Cuando un Paciente Salva a un Veterinario
Por Carlos Arturo Bastidas Collantes
Hay momentos en esta profesión —y en la vida— en los que uno se rompe en silencio. Donde detrás de la sonrisa al cliente, del “todo va a estar bien”, y del pulso firme frente a una cirugía complicada, hay una tormenta interna que nadie ve. Somos los que cuidan, los que alivian, los que se quedan hasta el final… pero ¿quién cuida al que cuida?
Hay días en los que la bata ya no abriga, sino que pesa. Días en los que el alma se desgasta, cuando la pasión choca contra la indiferencia de algunos tutores, contra la injusticia de un sistema que muchas veces nos precariza, o contra la culpa de no haber podido salvar a ese paciente que nos robó el corazón. Esos días en los que uno se plantea si vale la pena tanto sacrificio. En los que el agotamiento no es solo físico, sino también emocional y espiritual.
Y justo ahí, cuando la vocación parece resquebrajarse, llegan ellos. No por cita. No con historial clínico. No con un tutor agradecido. Llegan sin nada. Abandonados. Olvidados. Como si la vida ya no les debiera nada. Wachito, Tito y Cleo no fueron pacientes comunes. Fueron señales. Milagros peludos enviados por Dios a una clínica en la que no solo salvamos vidas… también resucitamos la nuestra.
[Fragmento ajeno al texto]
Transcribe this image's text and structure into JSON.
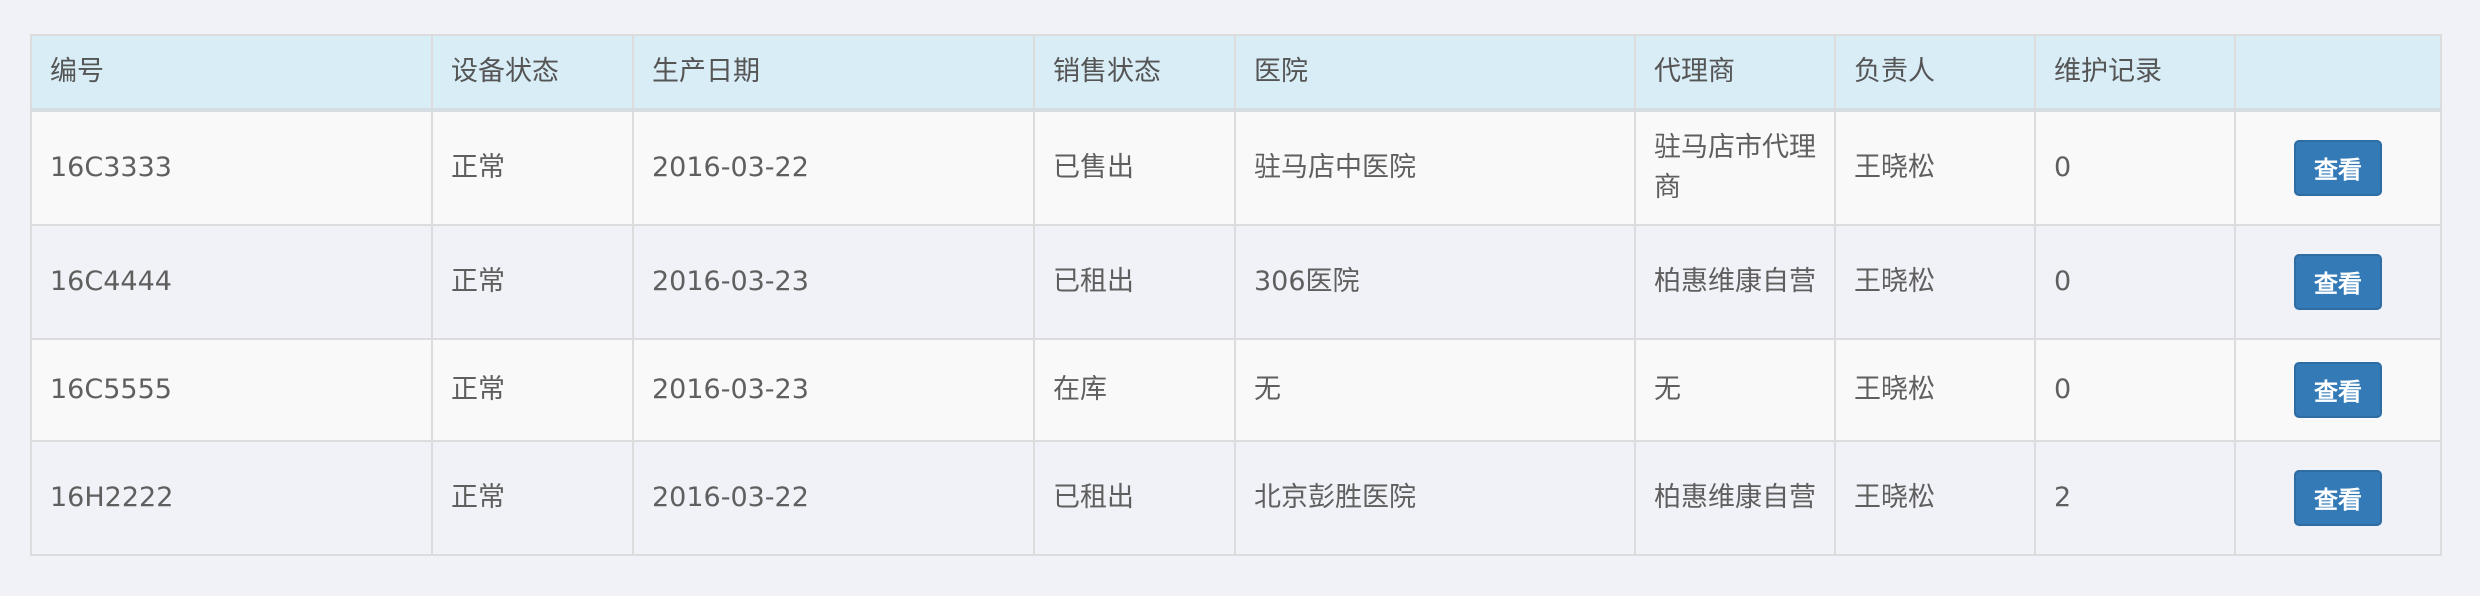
{
  "table": {
    "headers": [
      "编号",
      "设备状态",
      "生产日期",
      "销售状态",
      "医院",
      "代理商",
      "负责人",
      "维护记录",
      ""
    ],
    "rows": [
      {
        "id": "16C3333",
        "device_status": "正常",
        "production_date": "2016-03-22",
        "sales_status": "已售出",
        "hospital": "驻马店中医院",
        "agent": "驻马店市代理商",
        "owner": "王晓松",
        "maintenance": "0",
        "action": "查看"
      },
      {
        "id": "16C4444",
        "device_status": "正常",
        "production_date": "2016-03-23",
        "sales_status": "已租出",
        "hospital": "306医院",
        "agent": "柏惠维康自营",
        "owner": "王晓松",
        "maintenance": "0",
        "action": "查看"
      },
      {
        "id": "16C5555",
        "device_status": "正常",
        "production_date": "2016-03-23",
        "sales_status": "在库",
        "hospital": "无",
        "agent": "无",
        "owner": "王晓松",
        "maintenance": "0",
        "action": "查看"
      },
      {
        "id": "16H2222",
        "device_status": "正常",
        "production_date": "2016-03-22",
        "sales_status": "已租出",
        "hospital": "北京彭胜医院",
        "agent": "柏惠维康自营",
        "owner": "王晓松",
        "maintenance": "2",
        "action": "查看"
      }
    ]
  },
  "colors": {
    "header_bg": "#d9edf7",
    "button_bg": "#337ab7",
    "page_bg": "#f1f2f7"
  }
}
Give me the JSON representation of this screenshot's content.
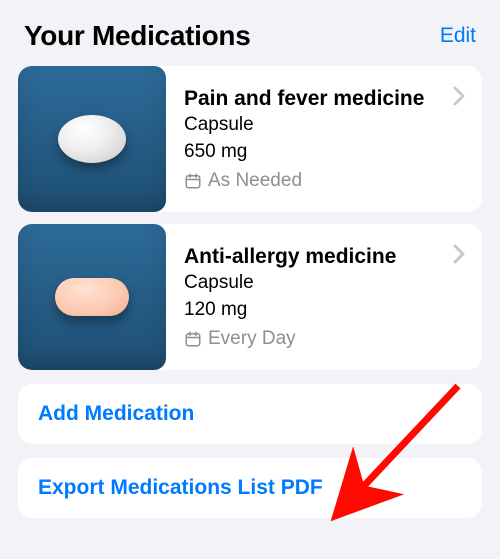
{
  "header": {
    "title": "Your Medications",
    "edit_label": "Edit"
  },
  "medications": [
    {
      "name": "Pain and fever medicine",
      "form": "Capsule",
      "strength": "650 mg",
      "schedule": "As Needed",
      "shape": "oval",
      "color": "#e9e9e9"
    },
    {
      "name": "Anti-allergy medicine",
      "form": "Capsule",
      "strength": "120 mg",
      "schedule": "Every Day",
      "shape": "capsule",
      "color": "#fbcdb6"
    }
  ],
  "actions": {
    "add_label": "Add Medication",
    "export_label": "Export Medications List PDF"
  },
  "colors": {
    "accent": "#007aff",
    "secondary_text": "#8e8e93",
    "thumb_bg": "#2b6792",
    "page_bg": "#f2f2f7",
    "annotation_arrow": "#ff0a00"
  },
  "icons": {
    "calendar": "calendar-icon",
    "chevron": "chevron-right-icon"
  }
}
Wachito llegó hace casi 15 años. Un gato flaco, sucio, herido… pero con la dignidad intacta. Entró sin pedir permiso, como suelen hacerlo los que tienen algo importante que enseñarte. Desde ese primer día se quedó. Se convirtió en parte del mobiliario emocional de la clínica, en nuestro compañero de aventuras, en el alma felina de nuestro equipo. Hoy, con sus años encima, ya no corre como antes, pero sigue recibiendo visitas: hay gente que pasa solo para saludarlo, para preguntar cómo está, como si fuera un viejo amigo de la familia. Y lo es. Lo cuidamos con el mismo amor con el que lo recibimos aquel primer día, porque Wachito no es un paciente: es un símbolo. Es la prueba viviente de que los animales también nos rescatan.
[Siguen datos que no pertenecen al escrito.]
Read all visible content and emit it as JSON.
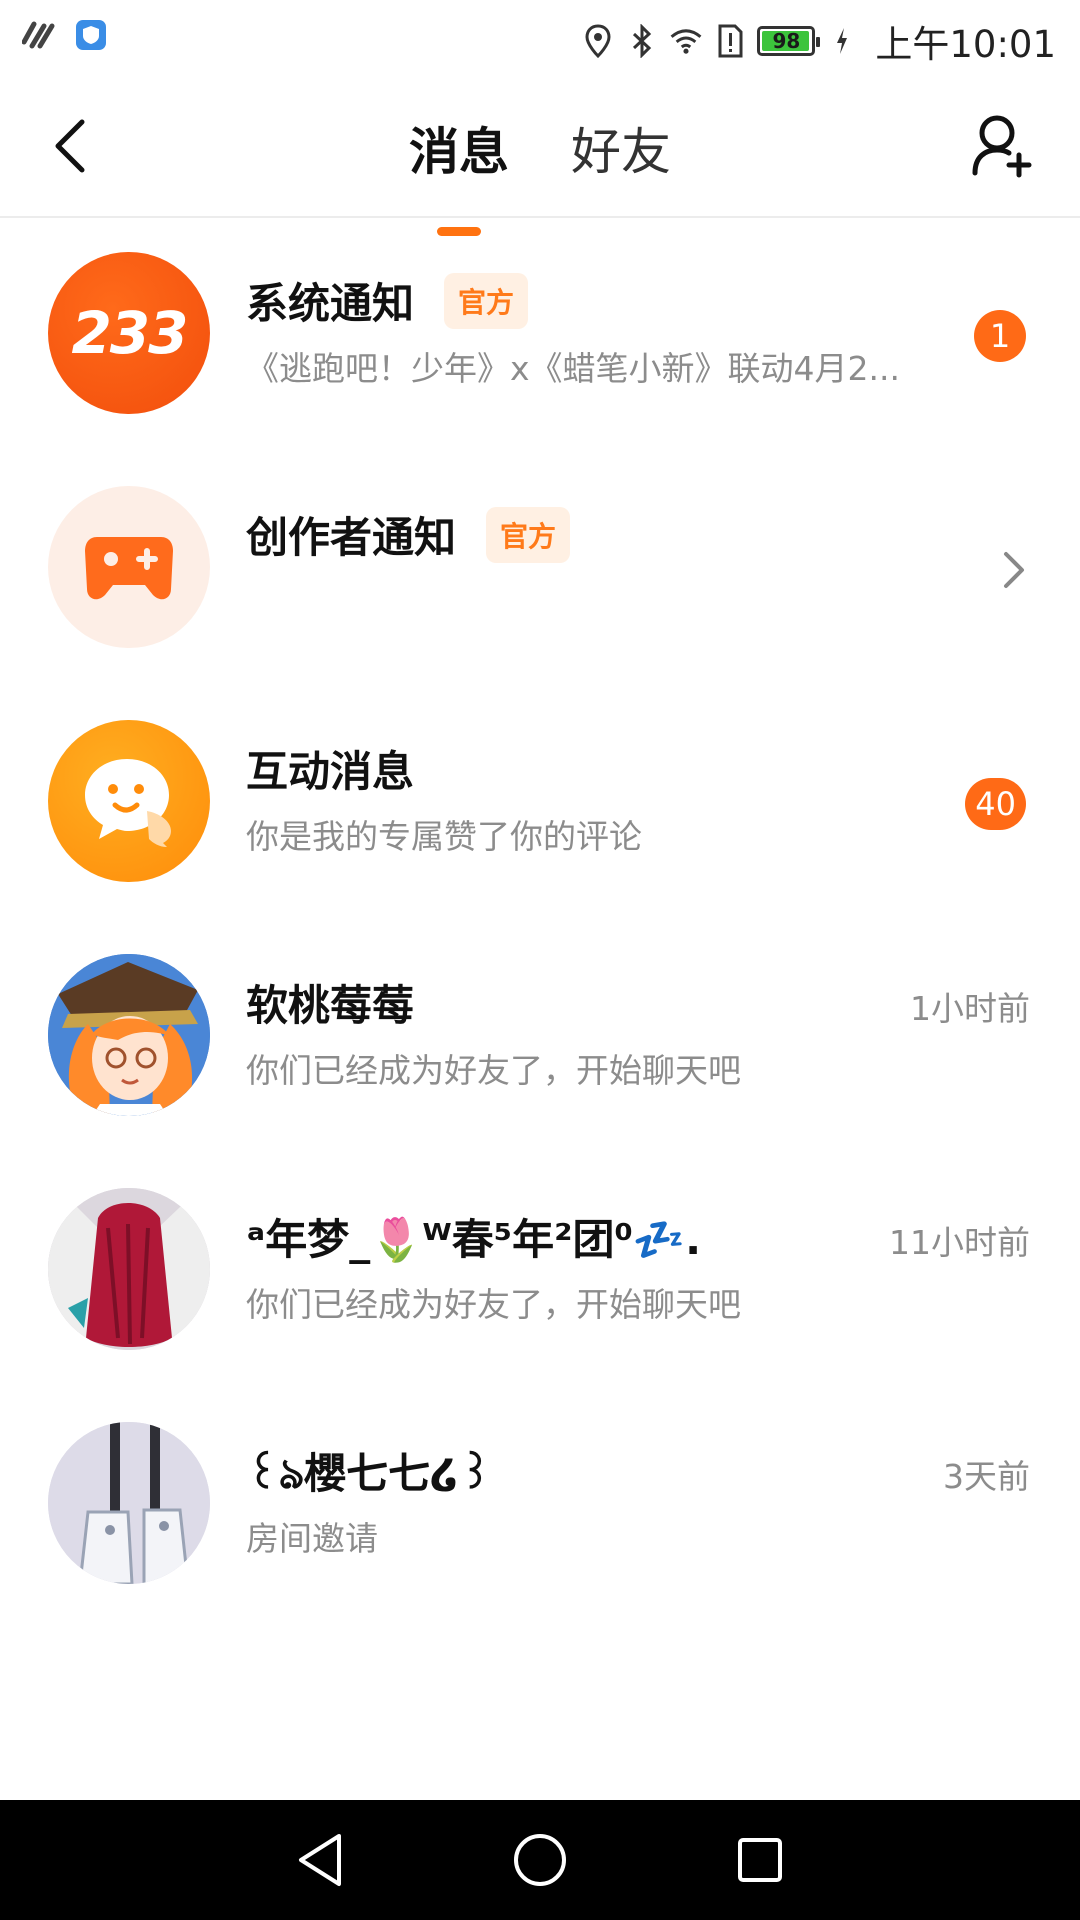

Tito, revoltoso y torpe, nos dio una nueva misión: volver a reír. Cuando el estrés nos apretaba el pecho y el cansancio nos quitaba el humor, ahí estaba él, mordiendo zapatillas, escondiendo jeringas, desordenando lo que estaba ordenado, como si su función fuera inyectarnos de vida. Y vaya que lo logró.
Y Cleo, esa dulzura con patas, que nos enseñó que no hay herida que no pueda cerrarse con amor, tiempo y paciencia. Que incluso quienes han sido traicionados, pueden volver a confiar. Cleo no hablaba, pero decía todo. Su presencia era una caricia en los días duros, su ronroneo era el metrónomo que volvía a alinear nuestros corazones con el sentido profundo de ser veterinarios.
Los tres llegaron sin pedir nada, pero nos lo dieron todo. Y no solo a mí. A cada miembro de mi equipo. Nos rescataron del burnout, de la indiferencia emocional que a veces usamos como coraza, del vacío que deja cada despedida. Nos devolvieron la fe, la ternura, la sensibilidad que la rutina clínica a veces endurece.
Y esto no solo pasa en mi clínica. Pasa en muchas. En la mayoría, si miras con atención, hay un alma rescatada rondando los pasillos, compartiendo los turnos, siendo parte del equipo sin diploma pero con una misión sagrada. Son los guardianes silenciosos de nuestra vocación. Son prueba viva de que, aunque el mundo esté lleno de abandono, nosotros aún elegimos amar. No porque nos paguen por hacerlo, sino porque algo dentro de nosotros no puede hacer otra cosa.
Y no, esto no es una invitación para que tutores irresponsables dejen a sus animales en las clínicas como si fueran depósitos de lo que ya no quieren. Este ensayo no justifica el abandono. Todo lo contrario: denuncia que, aún en medio de tanta indiferencia, nuestra profesión responde con amor. Con compromiso. Con humanidad. Incluso cuando eso no nos corresponde, lo hacemos… porque no podemos mirar hacia otro lado cuando una vida necesita ser salvada.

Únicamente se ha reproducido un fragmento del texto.